The time-dependent change in species accumulation was found from a species flux balance over the hydrogel domain and the simulation was performed in time-stepping mode in order to produce reaction progress curves. The accumulation of affinity complex was expressed in terms of an equivalent biosensor response where 100 RU = 1 mg/ml of a given species.

Curve fitting statistics

Microsoft Excel and Biaevaluation (GE Healthcare Bio-Sciences AB) were employed for data processing. Graphpad Prism version 9.0.0 (Graphpad software LLC, 7825 Fay Avenue, Suite 230, La Jolla, CA, 92,037, USA) was employed for all plots other than Fig. 6 a,b, which were ploted using DPlot Version 2.3.5.7 (HydeSoft Computing, LLC). Graphpad Prism enabled fitting of binding interaction data to interaction models by nonlinear regression, and the associated statistical methods to confirm goodness of fit and confidence in parameter estimates are well established²⁷. Statistical parameters such as the standard error of the fit (SE) associated with a given parameter returned in the fit were used to report confidence in parameter estimates. The SE is a measure of the information content of the data and specifies the degree to which the curves define the parameter value from the fit. Values < 5% indicate high confidence and values > 10% indicate that the parameter is poorly defined.

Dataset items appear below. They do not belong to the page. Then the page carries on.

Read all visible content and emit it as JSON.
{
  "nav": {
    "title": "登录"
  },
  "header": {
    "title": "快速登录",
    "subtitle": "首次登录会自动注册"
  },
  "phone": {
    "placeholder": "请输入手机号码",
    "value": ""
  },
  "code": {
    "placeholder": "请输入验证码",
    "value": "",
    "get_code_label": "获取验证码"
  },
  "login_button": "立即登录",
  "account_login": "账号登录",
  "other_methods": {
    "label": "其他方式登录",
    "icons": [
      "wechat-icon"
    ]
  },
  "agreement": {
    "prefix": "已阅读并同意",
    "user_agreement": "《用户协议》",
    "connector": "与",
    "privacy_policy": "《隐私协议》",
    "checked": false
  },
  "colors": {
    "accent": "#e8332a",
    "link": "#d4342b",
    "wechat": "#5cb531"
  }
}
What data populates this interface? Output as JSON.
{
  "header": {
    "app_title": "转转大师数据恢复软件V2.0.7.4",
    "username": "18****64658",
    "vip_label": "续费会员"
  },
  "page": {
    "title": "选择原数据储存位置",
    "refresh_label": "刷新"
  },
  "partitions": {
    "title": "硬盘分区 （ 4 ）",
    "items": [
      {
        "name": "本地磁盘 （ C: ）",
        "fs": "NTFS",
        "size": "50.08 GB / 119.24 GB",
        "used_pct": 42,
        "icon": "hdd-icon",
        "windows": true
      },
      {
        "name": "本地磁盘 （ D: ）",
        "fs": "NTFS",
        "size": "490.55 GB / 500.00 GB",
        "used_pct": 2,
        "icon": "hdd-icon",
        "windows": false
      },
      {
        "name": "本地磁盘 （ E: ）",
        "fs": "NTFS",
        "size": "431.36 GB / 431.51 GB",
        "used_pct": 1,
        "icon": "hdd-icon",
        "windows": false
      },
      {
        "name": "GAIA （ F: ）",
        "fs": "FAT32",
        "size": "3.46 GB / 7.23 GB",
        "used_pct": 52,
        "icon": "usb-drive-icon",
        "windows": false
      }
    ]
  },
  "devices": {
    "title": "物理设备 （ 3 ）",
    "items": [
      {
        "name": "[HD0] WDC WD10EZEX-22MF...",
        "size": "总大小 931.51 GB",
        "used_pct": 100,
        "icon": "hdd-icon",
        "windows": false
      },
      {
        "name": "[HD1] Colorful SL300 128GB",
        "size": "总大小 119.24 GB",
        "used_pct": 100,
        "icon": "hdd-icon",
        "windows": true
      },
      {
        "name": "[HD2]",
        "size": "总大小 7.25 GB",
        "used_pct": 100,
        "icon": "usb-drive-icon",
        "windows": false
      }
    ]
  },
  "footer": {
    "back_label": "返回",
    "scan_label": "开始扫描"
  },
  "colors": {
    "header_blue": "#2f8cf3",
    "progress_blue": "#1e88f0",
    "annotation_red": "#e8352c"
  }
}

The goodness of fit between a model curve and an experimental curve is described by χ² when the number of data points is high and by a regression coefficient R² when the number of values is low. %χ² is the square of the averaged residual response difference expressed as a percentage of maximum response recorded for the curve set. Typically high quality fits will produce χ² values < 5%. Occasionally χ² may be within acceptable limits but the fit may remain questionable if residuals are not distributed randomly. Curves generated by numerical simulation follow deterministic algorithms and therefore do not require replicates. Global parameter fitting refers to constraining a parameter value to a single global value over the entire curve set.